Phase 0

SteelZymes

Phase 0

A biotechnological pretreatment that removes impurities from steel raw materials to highly reduce emissions, energy usage and waste.

Campo de Gibraltar, Cadiz, Spain

ESP

Not registered as any organization

—

We are addressing the environmental and public health impacts caused by conventional impurity removal processes in stainless steel production, particularly the elimination of sulfur and phosphorus. These processes typically rely on high-temperature treatments using fossil fuels and chemical additives such as lime or magnesium oxide, generating significant carbon dioxide (CO₂) and sulfur dioxide (SO₂) emissions. In regions like Campo de Gibraltar, where Acerinox and similar industrial plants operate, the consequences are severe. Residents near these facilities face a 30–50% higher cancer risk than the national average, making it one of the most toxic areas in Europe. Steel production emits up to 2 tons of CO₂ per ton of steel, alongside particulate matter and SO₂ that drive respiratory and cardiovascular disease. Globally, the steel industry is responsible for 7–9% of CO₂ emissions, making it one of the top industrial polluters. Air pollution from such activities causes 4.2 million premature deaths per year according to the WHO. Addressing the root of these emissions (impurity treatment at the raw material stage) has the potential to drastically reduce both local toxicity and global climate impact.

Phase 0 is a low-temperature, enzyme-based pretreatment that removes sulfur and phosphorus impurities from raw steelmaking materials, before they enter the furnace. The process applies a tailored blend of natural biocatalysts (enzymes) to raw iron ore, scrap metal, or DRI pellets. These enzymes break down compounds like FeS₂ (pyrite) and Ca₃(PO₄)₂ (tricalcium phosphate) into water-soluble ions such as SO₄²⁻ and PO₄³⁻, which are then removed by filtration or decantation. This treatment runs at just 25–45 °C, eliminating the need for high-temperature calcination or harsh chemical additives like lime or magnesium oxide. Phase 0 is fully compatible with all steelmaking routes: BF+BOF, EAF, or DRI+EAF, and is designed to fit upstream of existing infrastructure without disruption. Its modular setup allows scalable deployment, from pilot-scale drums to full pre-treatment lines. By targeting impurities early, Phase 0 reduces refining time, cuts reagent consumption, and lowers CO₂ and SO₂ emissions at the source. The result is a cleaner, more efficient, and more sustainable steel production process—ready for industrial adoption.

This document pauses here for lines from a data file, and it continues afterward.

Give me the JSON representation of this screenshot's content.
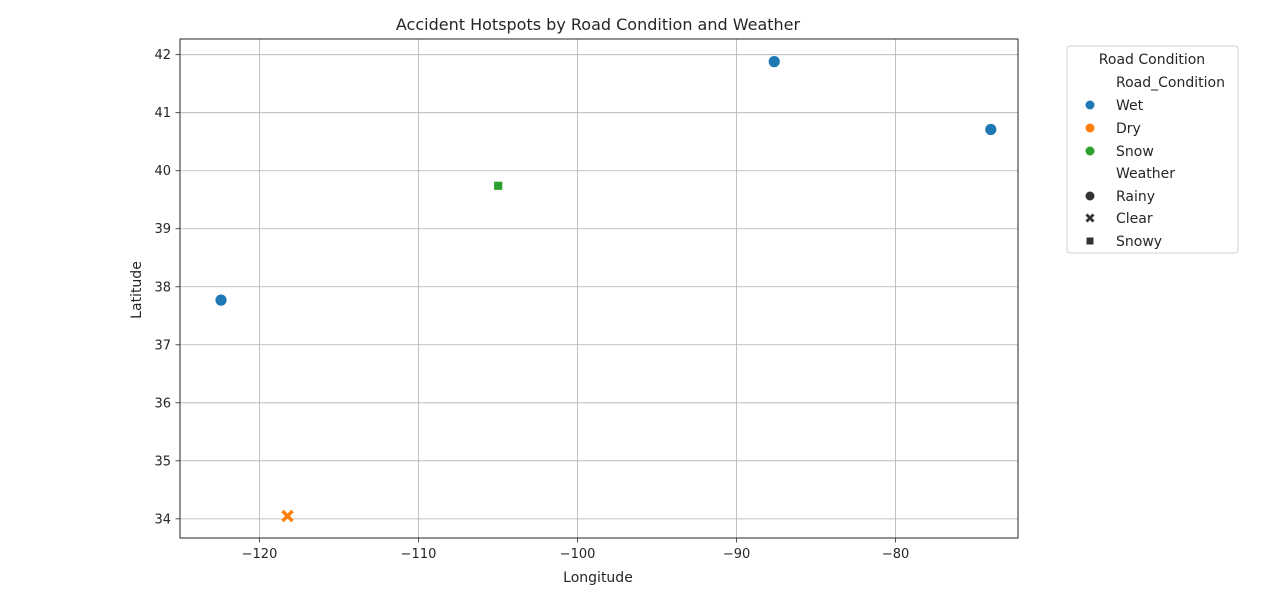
{
  "chart_data": {
    "type": "scatter",
    "title": "Accident Hotspots by Road Condition and Weather",
    "xlabel": "Longitude",
    "ylabel": "Latitude",
    "xlim": [
      -125,
      -72.3
    ],
    "ylim": [
      33.67,
      42.27
    ],
    "xticks": [
      -120,
      -110,
      -100,
      -90,
      -80
    ],
    "xtick_labels": [
      "−120",
      "−110",
      "−100",
      "−90",
      "−80"
    ],
    "yticks": [
      34,
      35,
      36,
      37,
      38,
      39,
      40,
      41,
      42
    ],
    "ytick_labels": [
      "34",
      "35",
      "36",
      "37",
      "38",
      "39",
      "40",
      "41",
      "42"
    ],
    "grid": true,
    "points": [
      {
        "x": -122.42,
        "y": 37.77,
        "road_condition": "Wet",
        "weather": "Rainy"
      },
      {
        "x": -118.24,
        "y": 34.05,
        "road_condition": "Dry",
        "weather": "Clear"
      },
      {
        "x": -104.99,
        "y": 39.74,
        "road_condition": "Snow",
        "weather": "Snowy"
      },
      {
        "x": -87.63,
        "y": 41.88,
        "road_condition": "Wet",
        "weather": "Rainy"
      },
      {
        "x": -74.01,
        "y": 40.71,
        "road_condition": "Wet",
        "weather": "Rainy"
      }
    ],
    "hue": {
      "Wet": "#1f77b4",
      "Dry": "#ff7f0e",
      "Snow": "#2ca02c"
    },
    "style": {
      "Rainy": "circle",
      "Clear": "x",
      "Snowy": "square"
    },
    "legend": {
      "title": "Road Condition",
      "placement": "outside-upper-right",
      "hue_header": "Road_Condition",
      "hue_items": [
        "Wet",
        "Dry",
        "Snow"
      ],
      "style_header": "Weather",
      "style_items": [
        "Rainy",
        "Clear",
        "Snowy"
      ]
    }
  }
}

Phase 0 serves three main groups: steel manufacturers, industrial workers, and communities living near steel plants, especially in polluted industrial hubs like Campo de Gibraltar (Spain) and U.S. steel corridors. In Campo de Gibraltar, residents face lung cancer rates 40% above the national average, and 35% higher hospitalization from respiratory illness due to long-term exposure to industrial pollutants like SO₂ and fine particulates. The external costs of this pollution (healthcare, environmental damage, and lost productivity) exceed €700 million per year. Similar impacts are observed in U.S. industrial regions, especially near blast furnaces and integrated steel plants. Steel manufacturers, meanwhile, face increasing regulatory pressure and rising costs due to tariffs and energy-intensive desulfurization techniques. U.S. steel prices have risen 14% in three years, straining downstream industries. By enabling clean impurity removal at low temperatures, Phase 0 reduces both emissions and operating costs by up to 15–20%. For local populations, this means cleaner air, fewer hospitalizations, and improved public health. For producers, it delivers economic and regulatory resilience. The impact scales globally: millions live near steel plants and breathe the cost of outdated processes.